Worryingly, there is no end to the action in sight. It’s now over 100 days since the Health Secretary held talks with BMA union leaders, and none are planned for the future. Rishi Sunak insists that the pay offer he made to consultants and junior doctors back in July – of 6 per cent and 8.8 per cent respectively – is “final’ and “no amount of strikes will change our decision.”
This offer is wildly out of step with the 35 per cent pay rise junior doctors are demanding – a figure the BMA labels “pay restoration” to make up for their 26 per cent real terms pay cut over the past 15 years.
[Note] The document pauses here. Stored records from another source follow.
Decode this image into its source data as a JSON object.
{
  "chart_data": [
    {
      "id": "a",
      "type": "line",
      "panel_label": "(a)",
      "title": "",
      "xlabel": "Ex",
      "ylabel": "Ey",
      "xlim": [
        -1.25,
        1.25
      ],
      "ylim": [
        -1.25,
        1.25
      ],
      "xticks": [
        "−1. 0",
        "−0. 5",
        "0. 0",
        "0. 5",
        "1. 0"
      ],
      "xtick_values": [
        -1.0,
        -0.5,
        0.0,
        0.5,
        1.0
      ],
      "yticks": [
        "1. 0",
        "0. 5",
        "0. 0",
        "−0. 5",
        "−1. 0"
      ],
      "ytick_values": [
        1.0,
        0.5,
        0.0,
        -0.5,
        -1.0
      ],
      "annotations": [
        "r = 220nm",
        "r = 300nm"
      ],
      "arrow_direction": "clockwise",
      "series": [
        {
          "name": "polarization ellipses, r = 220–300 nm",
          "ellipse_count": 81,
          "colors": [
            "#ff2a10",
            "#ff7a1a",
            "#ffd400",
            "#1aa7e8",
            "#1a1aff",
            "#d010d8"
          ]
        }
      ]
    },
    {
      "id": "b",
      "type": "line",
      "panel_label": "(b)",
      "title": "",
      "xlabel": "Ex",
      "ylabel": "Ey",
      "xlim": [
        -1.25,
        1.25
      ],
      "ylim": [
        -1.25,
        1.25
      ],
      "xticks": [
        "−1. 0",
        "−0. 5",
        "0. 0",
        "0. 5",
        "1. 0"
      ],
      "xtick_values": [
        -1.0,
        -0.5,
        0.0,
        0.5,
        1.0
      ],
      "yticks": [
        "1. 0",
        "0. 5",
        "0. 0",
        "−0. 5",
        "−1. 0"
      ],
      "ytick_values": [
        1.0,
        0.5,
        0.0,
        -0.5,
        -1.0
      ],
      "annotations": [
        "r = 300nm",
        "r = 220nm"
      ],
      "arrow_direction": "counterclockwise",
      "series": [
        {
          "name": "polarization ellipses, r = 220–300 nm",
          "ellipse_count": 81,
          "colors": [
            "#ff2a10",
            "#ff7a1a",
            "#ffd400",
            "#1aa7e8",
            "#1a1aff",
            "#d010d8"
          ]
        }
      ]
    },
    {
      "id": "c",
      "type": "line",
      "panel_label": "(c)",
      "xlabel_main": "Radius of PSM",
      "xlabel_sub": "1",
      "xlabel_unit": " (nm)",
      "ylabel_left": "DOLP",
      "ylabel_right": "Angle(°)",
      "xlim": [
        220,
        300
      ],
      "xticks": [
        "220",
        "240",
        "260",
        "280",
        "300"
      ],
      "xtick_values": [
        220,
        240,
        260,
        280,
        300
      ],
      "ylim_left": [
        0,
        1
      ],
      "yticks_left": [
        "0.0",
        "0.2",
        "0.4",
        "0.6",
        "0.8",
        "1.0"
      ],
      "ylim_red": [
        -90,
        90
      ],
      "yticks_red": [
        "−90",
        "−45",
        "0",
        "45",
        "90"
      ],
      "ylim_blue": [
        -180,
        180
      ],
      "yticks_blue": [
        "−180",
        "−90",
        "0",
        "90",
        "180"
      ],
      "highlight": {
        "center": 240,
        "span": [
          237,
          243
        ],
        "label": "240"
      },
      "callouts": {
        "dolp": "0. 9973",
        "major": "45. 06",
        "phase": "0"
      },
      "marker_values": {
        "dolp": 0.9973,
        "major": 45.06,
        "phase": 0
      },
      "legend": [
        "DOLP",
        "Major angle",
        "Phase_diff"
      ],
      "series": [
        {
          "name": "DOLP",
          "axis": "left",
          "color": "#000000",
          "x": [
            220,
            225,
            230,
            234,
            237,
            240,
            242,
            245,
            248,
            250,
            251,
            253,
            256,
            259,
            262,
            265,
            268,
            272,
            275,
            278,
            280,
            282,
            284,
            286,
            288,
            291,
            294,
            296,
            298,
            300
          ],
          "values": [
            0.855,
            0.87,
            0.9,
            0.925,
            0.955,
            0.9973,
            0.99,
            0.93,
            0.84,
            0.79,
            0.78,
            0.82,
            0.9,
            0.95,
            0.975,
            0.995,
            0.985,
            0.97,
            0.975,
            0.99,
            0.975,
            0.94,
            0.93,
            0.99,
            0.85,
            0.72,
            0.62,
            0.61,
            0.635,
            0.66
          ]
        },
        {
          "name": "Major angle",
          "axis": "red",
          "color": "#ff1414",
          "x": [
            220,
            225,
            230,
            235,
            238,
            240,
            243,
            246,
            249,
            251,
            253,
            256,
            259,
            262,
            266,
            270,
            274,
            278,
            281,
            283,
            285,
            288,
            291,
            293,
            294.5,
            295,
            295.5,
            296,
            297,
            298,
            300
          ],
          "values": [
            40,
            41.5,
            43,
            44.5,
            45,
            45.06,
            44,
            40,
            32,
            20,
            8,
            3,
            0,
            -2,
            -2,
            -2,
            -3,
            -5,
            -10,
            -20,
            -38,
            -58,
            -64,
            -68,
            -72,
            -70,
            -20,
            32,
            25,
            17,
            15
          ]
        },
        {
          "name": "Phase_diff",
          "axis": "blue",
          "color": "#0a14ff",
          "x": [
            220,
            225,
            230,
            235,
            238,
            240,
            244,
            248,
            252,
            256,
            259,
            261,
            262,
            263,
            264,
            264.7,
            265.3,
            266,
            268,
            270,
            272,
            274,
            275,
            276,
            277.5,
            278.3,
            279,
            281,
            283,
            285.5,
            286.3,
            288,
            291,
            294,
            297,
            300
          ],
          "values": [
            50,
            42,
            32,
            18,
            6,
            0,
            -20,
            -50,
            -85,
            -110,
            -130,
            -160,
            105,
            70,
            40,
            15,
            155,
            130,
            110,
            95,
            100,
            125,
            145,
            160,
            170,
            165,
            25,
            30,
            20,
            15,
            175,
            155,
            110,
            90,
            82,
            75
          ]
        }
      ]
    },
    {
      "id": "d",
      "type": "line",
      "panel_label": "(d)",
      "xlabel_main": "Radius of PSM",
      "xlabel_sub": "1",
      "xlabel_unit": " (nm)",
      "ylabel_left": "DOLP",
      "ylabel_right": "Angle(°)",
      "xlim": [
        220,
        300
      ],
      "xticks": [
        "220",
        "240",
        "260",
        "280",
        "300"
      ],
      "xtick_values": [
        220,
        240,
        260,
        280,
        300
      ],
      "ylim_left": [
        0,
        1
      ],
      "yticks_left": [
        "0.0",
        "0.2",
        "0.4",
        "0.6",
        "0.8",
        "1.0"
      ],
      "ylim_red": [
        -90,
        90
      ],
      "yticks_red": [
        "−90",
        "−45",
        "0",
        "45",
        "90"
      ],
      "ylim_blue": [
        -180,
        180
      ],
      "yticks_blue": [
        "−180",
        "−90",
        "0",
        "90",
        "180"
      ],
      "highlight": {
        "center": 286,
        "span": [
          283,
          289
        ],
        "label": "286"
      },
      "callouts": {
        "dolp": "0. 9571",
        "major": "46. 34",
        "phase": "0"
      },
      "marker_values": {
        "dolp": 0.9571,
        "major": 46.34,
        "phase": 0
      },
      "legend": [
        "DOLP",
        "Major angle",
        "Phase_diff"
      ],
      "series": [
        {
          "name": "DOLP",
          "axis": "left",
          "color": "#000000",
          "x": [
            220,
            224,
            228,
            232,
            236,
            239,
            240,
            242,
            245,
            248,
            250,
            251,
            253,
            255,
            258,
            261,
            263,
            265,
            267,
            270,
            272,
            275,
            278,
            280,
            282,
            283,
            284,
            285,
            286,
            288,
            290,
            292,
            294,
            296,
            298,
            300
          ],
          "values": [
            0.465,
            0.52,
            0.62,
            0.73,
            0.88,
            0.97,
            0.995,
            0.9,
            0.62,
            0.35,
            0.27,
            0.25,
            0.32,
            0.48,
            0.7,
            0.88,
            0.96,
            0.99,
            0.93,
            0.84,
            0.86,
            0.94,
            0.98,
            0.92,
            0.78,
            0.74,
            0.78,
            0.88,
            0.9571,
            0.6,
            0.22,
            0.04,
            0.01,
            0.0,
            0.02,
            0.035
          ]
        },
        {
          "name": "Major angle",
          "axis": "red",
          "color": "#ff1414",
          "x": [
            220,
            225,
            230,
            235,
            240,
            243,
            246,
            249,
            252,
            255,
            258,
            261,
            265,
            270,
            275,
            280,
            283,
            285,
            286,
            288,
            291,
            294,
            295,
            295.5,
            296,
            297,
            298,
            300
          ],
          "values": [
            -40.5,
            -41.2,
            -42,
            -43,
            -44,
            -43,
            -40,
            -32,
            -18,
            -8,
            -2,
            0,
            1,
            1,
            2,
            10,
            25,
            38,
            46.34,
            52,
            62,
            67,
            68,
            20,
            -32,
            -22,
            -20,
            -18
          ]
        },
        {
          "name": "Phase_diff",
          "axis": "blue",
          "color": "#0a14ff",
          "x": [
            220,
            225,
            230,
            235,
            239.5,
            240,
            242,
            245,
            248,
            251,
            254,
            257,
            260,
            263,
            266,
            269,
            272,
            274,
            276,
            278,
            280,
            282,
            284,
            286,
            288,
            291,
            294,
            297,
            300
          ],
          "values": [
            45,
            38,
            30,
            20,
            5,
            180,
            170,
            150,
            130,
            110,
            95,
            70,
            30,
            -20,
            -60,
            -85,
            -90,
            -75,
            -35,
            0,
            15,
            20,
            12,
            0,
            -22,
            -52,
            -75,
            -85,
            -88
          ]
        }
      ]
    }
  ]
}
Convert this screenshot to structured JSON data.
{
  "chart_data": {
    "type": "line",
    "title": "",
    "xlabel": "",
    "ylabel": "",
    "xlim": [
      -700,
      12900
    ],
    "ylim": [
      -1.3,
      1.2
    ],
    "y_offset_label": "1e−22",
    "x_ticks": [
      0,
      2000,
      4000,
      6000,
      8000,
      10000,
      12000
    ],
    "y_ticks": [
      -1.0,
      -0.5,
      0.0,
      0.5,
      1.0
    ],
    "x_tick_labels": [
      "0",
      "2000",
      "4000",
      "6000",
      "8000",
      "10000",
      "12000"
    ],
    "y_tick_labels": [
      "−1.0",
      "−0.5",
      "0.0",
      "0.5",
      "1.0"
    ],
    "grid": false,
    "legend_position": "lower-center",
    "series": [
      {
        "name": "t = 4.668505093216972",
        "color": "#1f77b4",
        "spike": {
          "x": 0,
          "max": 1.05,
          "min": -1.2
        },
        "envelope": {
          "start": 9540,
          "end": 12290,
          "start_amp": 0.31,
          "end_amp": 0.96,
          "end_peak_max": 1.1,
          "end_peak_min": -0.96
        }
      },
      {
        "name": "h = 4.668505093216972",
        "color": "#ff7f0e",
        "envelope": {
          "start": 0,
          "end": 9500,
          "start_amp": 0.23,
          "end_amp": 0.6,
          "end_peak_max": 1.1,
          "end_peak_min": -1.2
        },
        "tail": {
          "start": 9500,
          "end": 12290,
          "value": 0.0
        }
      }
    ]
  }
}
Consultants, meanwhile, are calling for a 12 per cent pay increase.
“Junior doctor” is a broad term covering the entire cohort of staff below consultant level, making it difficult to generalise about salaries. Pay ranges anywhere from £29,000 a year for those fresh out of university to around £77,000 for medics with up to a decade of experience.
Consultants are well paid, with an average median salary of over £93,000 – hence why their strike action garners less public sympathy, with 50 per cent opposed to it and 42 per cent in favour, according to recent YouGov polling.
The government has described the BMA’s 35 per cent figure as “completely out of step with pay settlements in other parts of the public sector” after other health unions agreed to a 5 per cent pay rise for staff back in May. Which begs the question, why is the BMA taking a decidedly tougher stance and have doctors suffered more brutal real-terms pay cuts than their other NHS colleagues?
Crucially, there are different ways to measure inflation. And the BMA has used a contentious one – RPI – to assert that doctors have suffered a 26 per cent real-terms pay cut. The union told Channel 4 FactCheck that it used RPI because this is the measurement the government uses when charging junior doctors interest on student loans. However, the ONS has made its position on RPI clear: “we do not think it is a good measure of inflation and discourage its use.”
According to IFS estimates, made using the ONS’s preferred measurement for inflation of CPI, consultants and junior doctors have suffered real-terms pay cuts of closer to 17 and 15 per cent respectively since 2010.
That said, the IFS’s figures do suggest consultants and doctors have been hit the hardest, perhaps going some way to explain the BMA’s comparatively tougher stance. For instance, nurses have seen pay decline by 12.5% over this same period, senior managers by 9.5 per cent, and ambulance staff by 3.8 per cent.
The fact that the Scottish government has offered doctors a pay rise of 12.4 per cent will also embolden the BMA to keep pushing.
Yet it’s important to pay attention to where the money for these pay rises is coming from.
Sunak has been clear that government departments will need to find the cash from within existing budgets to fund pay rises for NHS staff. “We will not countenance borrowing more money or increasing taxation”, says Number 10 – welcome news to many what with Britain carrying the highest tax burden in 70 years and the largest ratio of debt-to-GDP since World War Two.
Yet NHS leaders have warned it would be “a complete abandonment of reality” to expect them to find the money themselves without cutting services. If the government were to concede to a bigger pay rise for doctors without topping up hospital budgets, NHS bosses would face an even tricker task.